A Eguisheim (Haut-Rhin), Gérard Cayrel, oenologue au laboratoire OEnofrance, est intervenu encore plus en amont, car il était difficile de maintenir des SO 2 libres et actifs suffisants.
' Les vins étant très combinants, on arrive à des teneurs de SO 2 total élevées pour des niveaux de SO2 libre faible et moléculaire négligeable . ' Il a donc prôné un embouteillage précoce, ' tant que les vins étaient froids, car les problèmes vont arriver maintenant que les chais se réchauffent '. Ses conseils ont été suivis d'effets.

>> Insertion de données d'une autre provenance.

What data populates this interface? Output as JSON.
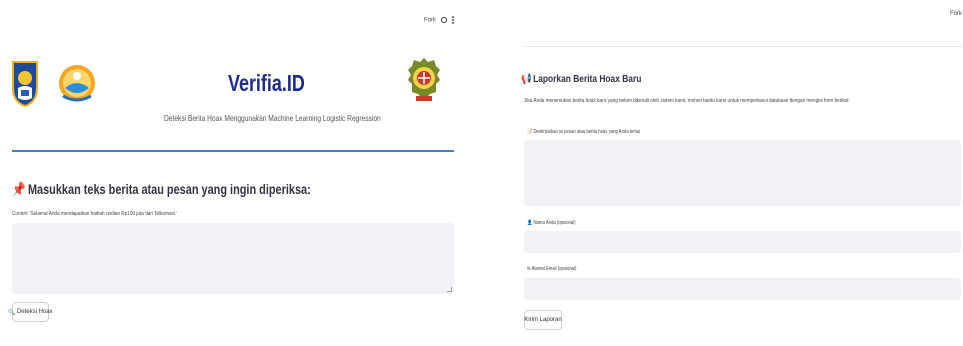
{
  "left": {
    "header": {
      "fork_label": "Fork"
    },
    "title": "Verifia.ID",
    "subtitle": "Deteksi Berita Hoax Menggunakan Machine Learning Logistic Regression",
    "section_title": "Masukkan teks berita atau pesan yang ingin diperiksa:",
    "example_text": "Contoh: 'Selamat Anda mendapatkan hadiah undian Rp100 juta dari Telkomsel.'",
    "textarea_value": "",
    "detect_button_label": "Deteksi Hoax"
  },
  "right": {
    "header": {
      "fork_label": "Fork"
    },
    "section_title": "Laporkan Berita Hoax Baru",
    "description": "Jika Anda menemukan berita hoax baru yang belum dikenali oleh sistem kami, mohon bantu kami untuk memperbarui database dengan mengisi form berikut:",
    "desc_label": "Deskripsikan isi pesan atau berita hoax yang Anda temui",
    "name_label": "Nama Anda (opsional)",
    "email_label": "Alamat Email (opsional)",
    "submit_label": "Kirim Laporan"
  },
  "colors": {
    "title": "#1e2a8c",
    "accent_line": "#3b7ddd",
    "input_bg": "#f0f2f6"
  }
}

La faible teneur en SO 2 libre est un problème récurrent. ' Je serais content si tous les vins contenaient au moins 25 mg/l de SO 2 libre ', clame Nicolas Constantin. Eric Pilatte préconise jusqu'à 30-35 mg/l sur les rouges, en Bourgogne. A Grézillac, Bernadette Delas calcule que ' pour avoir un SO 2 moléculaire de 0,50 mg/l, il faut se situer à un SO2 libre de 30 à 35 mg/l jusqu'à un pH de 3,80. Au-delà de ce pH, il faut tartriquer . ' N'étant pas habitués à acidifier, les viticulteurs alsaciens ont eux aussi été trop prudents : ' Sur gewürztraminer, malgré des SO 2 libres de 30 à 35 mg/l, on n'en retrouve quasiment pas sous forme moléculaire . ' Pour le plus grand bonheur des levures et bactéries.